In death as in life, the Pope favours simplicity
For a pope who embraced humility, shunned pomp and mistrusted tradition, it was an entirely fitting scene.
From the plain zinc-lined wooden coffin he had insisted on to the simple silver ring on his finger inside an unadorned chapel, everything about Pope Francis in death exuded the simplicity he had always shown in life.
On Wednesday at 9am Italian time, the coffin of the late Pope will be transferred to St Peter's Basilica to lie in state as the crowds file past.
But on Tuesday night, watched over by two halberd-clutching Swiss guardsmen, Pope Francis spent his last hours in the Casa Santa Maria, the functional, spartan hostel next to St Peter's which he had insisted on living in for the 12 years of his papacy. The splendour of the papal apartments in the Apostolic Palace was not for him; a simple room in a simple building would do him just fine.

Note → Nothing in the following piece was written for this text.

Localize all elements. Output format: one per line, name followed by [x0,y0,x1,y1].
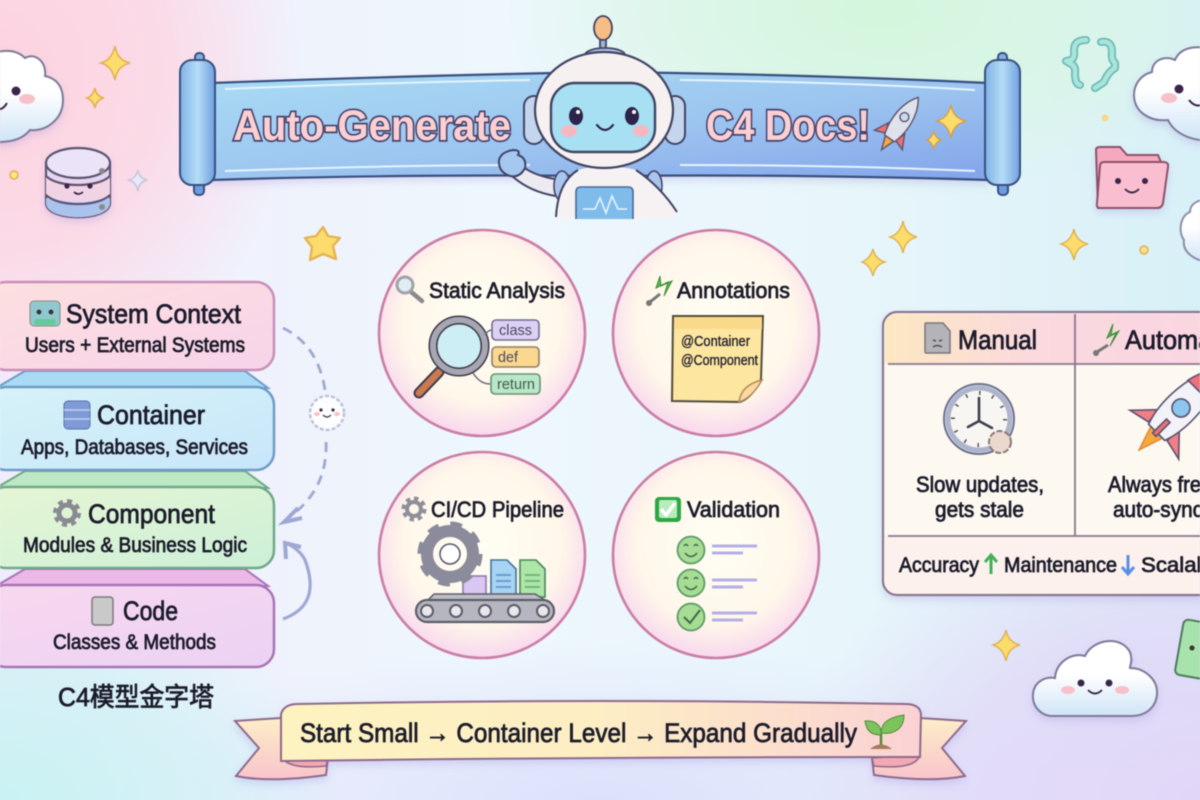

As some of his closest colleagues looked on, the Irish-American Cardinal Kevin Farrell, the Pope's camerlengo, or chamberlain, read the rite declaring the pontiff's death, blessing his body in a quiet ceremony, quite possibly the last moment of peaceful reflection before Saturday's funeral.
It was Cardinal Farrell who, in accordance with tradition, removed and smashed the Ring of the Fisherman, the symbol of office that had adorned his finger throughout his papacy. He left in its place a simple band, adorned with a cross, that Pope Francis had worn during his 15-year tenure as Archbishop of Buenos Aires.
A plain black rosary wrapped around his fingers, the Pope lay in his casket dressed in a red chasuble, the traditional colour of papal mourning that denotes the love, passion and blood of Christ. Over it was placed the pallium, a white stole made from the wool of two lambs reared by Trappist monks. The pallium symbolises the lamb Christ carried on his shoulders in depictions of him as the Good Shepherd.
The white mitre was placed on his head, representing holiness and authority – a simpler form of the mitre with an orphrey of brilliant gold cloth that popes historically wore after their death.
The angular simplicity of the chapel itself also seemed suggestive of Pope Francis's misgivings about tradition. He was not ready to dispense with it entirely, nor did he see the point of embracing it for its own sake.
It is little wonder that in his last testament he chose an unorthodox resting place, requesting that his 'last earthly journey' end at the shrine of Santa Maria Maggiore, the Roman basilica he visited at the beginning and end of every apostolic trip he undertook during his papacy.
Here he will be laid in the earth in a plain, undecorated tomb bearing only the inscription 'Franciscus', in accordance with his wishes, near a Marian icon known as the Salus Populi Romani.
'I have always entrusted my life and episcopal ministry to the Mother of Our Lord, Mary Most Holy,' he wrote in his final testament.
'For this reason, I ask that my mortal remains rest awaiting the day of resurrection in the Basilica of Santa Maria Maggiore.'
Before the crowds are let in on Wednesday morning, Cardinal Farrell, who governs the Catholic Church during the sede vacante, the period during which there is no pope, will preside over the Liturgy of the Word, after which the doors of St Peter's will be opened.
Three days of lying in state will end on Friday evening, when the coffin will be closed after the Pope's face has been covered with a veil of white silk. As the coffin is sealed, the cardinals in attendance will sing Psalm 42, which begins: 'As the hart panteth after the water brooks, so panteth my soul after thee, O God.'
The funeral will take place on Saturday at 10am and will be presided over by Cardinal Giovanni Battista Re, the Dean of the College of Cardinals.